O monólogo em questão, por outro lado, executa-se com precisão por — como já sugere o título — elevar um material simples a algo de relevância artística. A sucessão de fatos de pouco interesse — um início de relacionamento adúltero, dois divórcios lentos, uma transição de casa e rotina e um assentamento de uma nova monotonia, com o homem que, há pouco, embaralhara toda sua vida e então se torna a companhia costumeira, mas, sobretudo, com a filha deste homem, até o momento um pouco afastada da equação — serve de prova de que sensibilidade que se expressa de formas opostas no primeiro livro é também capaz de se deter em algo muito menos propenso à ficção. Uma temática — porque, lembre-se, o principal se encontra entre Gina e esta filha, já adolescente, com quem termina comprando maquiagem ao fim do livro — que alude a todas as temáticas de pouco peso estético e potencial estéril para metáforas.
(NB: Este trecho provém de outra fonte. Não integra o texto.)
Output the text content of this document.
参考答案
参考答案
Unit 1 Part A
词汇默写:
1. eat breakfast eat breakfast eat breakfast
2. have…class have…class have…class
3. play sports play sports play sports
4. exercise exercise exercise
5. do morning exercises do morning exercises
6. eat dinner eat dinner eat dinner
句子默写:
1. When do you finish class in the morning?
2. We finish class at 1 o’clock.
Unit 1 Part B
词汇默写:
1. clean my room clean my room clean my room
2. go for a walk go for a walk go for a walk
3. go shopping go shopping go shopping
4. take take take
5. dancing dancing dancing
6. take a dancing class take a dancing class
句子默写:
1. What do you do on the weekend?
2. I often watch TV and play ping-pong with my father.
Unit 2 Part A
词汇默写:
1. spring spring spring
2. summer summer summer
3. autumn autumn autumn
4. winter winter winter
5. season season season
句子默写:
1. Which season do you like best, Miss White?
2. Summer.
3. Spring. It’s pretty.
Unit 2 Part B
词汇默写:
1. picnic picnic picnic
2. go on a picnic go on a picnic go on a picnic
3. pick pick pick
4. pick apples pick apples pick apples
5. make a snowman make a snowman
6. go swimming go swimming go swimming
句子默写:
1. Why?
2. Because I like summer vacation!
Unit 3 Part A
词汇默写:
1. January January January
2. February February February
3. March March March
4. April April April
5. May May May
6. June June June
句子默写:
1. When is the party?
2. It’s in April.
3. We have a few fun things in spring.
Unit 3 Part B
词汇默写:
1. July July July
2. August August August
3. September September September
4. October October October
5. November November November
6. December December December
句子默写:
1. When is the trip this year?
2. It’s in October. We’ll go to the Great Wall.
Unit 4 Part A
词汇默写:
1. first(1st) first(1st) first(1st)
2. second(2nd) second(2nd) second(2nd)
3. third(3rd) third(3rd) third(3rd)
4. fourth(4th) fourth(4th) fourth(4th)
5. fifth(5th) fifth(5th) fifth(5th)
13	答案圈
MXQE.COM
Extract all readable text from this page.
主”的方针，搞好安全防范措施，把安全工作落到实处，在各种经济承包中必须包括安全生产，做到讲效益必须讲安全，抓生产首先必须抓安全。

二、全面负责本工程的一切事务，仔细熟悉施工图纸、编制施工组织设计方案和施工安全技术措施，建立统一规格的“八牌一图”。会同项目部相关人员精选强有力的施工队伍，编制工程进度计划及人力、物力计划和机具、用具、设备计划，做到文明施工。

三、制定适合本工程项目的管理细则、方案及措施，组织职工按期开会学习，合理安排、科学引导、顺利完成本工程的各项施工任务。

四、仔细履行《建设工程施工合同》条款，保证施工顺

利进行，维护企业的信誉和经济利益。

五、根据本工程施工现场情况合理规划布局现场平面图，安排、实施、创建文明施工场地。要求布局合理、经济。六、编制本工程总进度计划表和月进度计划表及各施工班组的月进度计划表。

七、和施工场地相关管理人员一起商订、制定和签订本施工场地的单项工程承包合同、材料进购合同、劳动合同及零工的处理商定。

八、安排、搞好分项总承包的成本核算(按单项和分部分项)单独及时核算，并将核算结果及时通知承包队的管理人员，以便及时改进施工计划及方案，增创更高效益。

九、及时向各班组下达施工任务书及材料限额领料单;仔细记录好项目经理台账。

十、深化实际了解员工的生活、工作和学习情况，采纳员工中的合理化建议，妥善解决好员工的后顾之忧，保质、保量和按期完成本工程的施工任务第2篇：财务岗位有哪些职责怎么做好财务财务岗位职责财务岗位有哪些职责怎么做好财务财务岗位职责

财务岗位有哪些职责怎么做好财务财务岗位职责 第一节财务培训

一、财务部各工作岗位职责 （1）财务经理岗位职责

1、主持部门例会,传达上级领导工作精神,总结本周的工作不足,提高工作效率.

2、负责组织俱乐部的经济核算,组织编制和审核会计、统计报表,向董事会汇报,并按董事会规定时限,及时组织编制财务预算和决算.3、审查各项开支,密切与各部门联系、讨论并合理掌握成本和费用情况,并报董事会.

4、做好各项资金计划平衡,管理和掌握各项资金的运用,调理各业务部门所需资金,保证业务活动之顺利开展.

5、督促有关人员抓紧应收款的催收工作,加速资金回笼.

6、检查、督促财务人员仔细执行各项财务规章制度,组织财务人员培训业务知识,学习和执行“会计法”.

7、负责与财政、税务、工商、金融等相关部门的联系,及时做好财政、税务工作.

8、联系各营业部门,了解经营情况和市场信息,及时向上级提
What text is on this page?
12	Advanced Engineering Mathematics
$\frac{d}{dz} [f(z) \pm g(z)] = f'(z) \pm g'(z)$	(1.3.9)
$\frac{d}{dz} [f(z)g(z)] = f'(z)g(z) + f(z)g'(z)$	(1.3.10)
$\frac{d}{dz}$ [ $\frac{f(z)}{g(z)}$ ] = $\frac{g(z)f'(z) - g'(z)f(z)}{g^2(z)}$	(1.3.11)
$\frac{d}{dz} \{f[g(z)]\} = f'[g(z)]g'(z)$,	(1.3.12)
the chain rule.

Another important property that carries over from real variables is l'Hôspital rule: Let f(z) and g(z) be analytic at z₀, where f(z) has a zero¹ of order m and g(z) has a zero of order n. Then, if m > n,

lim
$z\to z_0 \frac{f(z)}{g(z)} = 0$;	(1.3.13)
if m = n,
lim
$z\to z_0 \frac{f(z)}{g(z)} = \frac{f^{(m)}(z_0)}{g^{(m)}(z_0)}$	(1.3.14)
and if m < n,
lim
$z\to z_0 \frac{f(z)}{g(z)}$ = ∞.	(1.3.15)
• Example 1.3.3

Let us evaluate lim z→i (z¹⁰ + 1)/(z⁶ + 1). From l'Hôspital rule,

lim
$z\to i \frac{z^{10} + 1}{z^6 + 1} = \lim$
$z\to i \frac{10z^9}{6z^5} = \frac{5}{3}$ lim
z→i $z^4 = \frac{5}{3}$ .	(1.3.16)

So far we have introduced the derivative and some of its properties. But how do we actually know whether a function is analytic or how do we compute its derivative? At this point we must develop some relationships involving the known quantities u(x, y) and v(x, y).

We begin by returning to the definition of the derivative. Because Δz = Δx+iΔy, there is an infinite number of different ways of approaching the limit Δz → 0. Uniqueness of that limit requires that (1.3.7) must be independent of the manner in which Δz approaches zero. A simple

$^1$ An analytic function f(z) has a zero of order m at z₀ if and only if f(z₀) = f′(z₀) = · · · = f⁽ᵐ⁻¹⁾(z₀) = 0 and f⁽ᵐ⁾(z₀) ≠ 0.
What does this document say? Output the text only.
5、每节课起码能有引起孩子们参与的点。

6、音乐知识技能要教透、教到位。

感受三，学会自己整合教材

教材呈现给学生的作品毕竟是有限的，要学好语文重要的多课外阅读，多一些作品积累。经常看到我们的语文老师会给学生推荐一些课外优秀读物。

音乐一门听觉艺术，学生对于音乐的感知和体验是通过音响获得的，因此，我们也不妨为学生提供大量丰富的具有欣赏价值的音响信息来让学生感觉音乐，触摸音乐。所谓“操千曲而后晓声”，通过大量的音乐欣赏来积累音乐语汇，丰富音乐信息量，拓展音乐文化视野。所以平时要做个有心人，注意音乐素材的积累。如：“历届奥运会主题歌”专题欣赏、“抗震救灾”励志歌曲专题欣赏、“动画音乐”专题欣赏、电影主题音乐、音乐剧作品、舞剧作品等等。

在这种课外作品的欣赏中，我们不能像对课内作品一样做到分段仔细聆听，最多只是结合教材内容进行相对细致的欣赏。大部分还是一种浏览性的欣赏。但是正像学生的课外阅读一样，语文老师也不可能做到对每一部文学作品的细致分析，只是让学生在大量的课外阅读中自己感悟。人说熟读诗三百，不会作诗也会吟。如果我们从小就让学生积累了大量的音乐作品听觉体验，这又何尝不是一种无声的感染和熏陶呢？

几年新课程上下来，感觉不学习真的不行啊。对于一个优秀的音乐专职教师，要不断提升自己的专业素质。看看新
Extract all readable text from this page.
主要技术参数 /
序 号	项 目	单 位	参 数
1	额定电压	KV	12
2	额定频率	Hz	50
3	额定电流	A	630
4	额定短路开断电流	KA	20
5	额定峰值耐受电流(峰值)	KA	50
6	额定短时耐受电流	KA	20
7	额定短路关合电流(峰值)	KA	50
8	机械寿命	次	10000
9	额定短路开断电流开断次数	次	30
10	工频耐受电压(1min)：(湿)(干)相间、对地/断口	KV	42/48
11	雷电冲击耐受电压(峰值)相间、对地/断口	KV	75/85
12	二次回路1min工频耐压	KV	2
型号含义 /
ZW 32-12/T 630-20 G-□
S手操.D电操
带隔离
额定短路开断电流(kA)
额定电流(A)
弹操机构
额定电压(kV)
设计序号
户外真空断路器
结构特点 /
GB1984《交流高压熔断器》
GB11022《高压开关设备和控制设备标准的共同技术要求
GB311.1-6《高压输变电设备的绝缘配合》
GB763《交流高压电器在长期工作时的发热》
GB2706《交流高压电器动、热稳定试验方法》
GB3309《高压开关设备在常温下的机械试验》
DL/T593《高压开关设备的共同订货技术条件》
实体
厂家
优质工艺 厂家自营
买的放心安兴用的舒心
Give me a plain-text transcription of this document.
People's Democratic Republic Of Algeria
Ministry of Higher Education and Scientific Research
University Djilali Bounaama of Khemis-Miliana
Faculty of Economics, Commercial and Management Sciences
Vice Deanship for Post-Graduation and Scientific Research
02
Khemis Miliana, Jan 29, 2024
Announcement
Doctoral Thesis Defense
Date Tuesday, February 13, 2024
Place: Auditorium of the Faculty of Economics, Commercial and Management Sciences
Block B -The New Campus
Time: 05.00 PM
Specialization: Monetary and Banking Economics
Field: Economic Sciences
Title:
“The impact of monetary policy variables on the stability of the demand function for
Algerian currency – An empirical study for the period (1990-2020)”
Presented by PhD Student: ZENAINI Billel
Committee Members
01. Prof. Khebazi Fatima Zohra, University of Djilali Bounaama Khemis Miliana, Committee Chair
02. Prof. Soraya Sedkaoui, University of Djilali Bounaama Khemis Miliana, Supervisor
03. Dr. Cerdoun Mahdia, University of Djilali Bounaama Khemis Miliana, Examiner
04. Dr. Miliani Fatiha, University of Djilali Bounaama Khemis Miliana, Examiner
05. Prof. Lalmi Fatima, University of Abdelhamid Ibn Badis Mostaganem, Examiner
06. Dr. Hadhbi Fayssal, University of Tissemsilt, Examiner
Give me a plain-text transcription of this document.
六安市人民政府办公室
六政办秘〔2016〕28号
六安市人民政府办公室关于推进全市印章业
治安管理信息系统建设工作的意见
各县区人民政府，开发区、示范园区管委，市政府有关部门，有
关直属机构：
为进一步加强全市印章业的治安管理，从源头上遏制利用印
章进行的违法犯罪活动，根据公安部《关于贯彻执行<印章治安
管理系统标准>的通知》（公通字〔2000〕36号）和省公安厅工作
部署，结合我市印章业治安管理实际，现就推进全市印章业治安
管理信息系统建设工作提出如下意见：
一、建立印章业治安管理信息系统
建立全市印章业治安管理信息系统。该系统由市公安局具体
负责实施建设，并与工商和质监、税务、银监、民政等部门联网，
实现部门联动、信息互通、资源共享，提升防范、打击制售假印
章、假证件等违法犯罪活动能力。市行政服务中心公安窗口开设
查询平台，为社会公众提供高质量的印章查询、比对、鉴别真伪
Quanto a julgamentos, Veronica executa — ou é executada — de modo notável um romance que reduz os muitos prêmios literários recebidos a meros detalhes. Gina, por provar que o ponto de partida mais adverso pode ser também o mais frutífero, apesar da precisão e da linguagem virtuosística, não faz frente a seu predecessor. Ao passo que a escolha temática de Veronica é previsível e tradicional, seu sistema surpreende pela persuasão que atinge com uma estrutura em parte límpida e em parte obscura. Se A valsa esquecida investe na delicadeza e na modéstia, nem mesmo sob tal perspectiva obtém nível tão alto, e que isto se deva a este ou aquele motivo não fica evidente, precisamente pela qualidade que não deixa de ter. Ao olhar a obra como um todo, é grande mérito que se transite entre duas instâncias tão opostas com tamanha desenvoltura, mas contrapor uma a outra leva a uma só sentença.
Em Veronica se enxerga qualidades como o estoicismo de J. M. Coetzee articulado com mais graça e espontaneidade. Diante disso, Gina se apequena em uma bela voz que, em certa proporção, é apenas artifício para sustentar uma construção menos esmerada e relevante. Fugindo sempre de emoções mais derramadas, tem-se aqui o comedimento e amenidade. Mas o primeiro edifica uma obra literária das mais significativas dos últimos anos e o segundo mais um livro interessante e bem escrito a constar na bibliografia ainda curta de Anne Enright.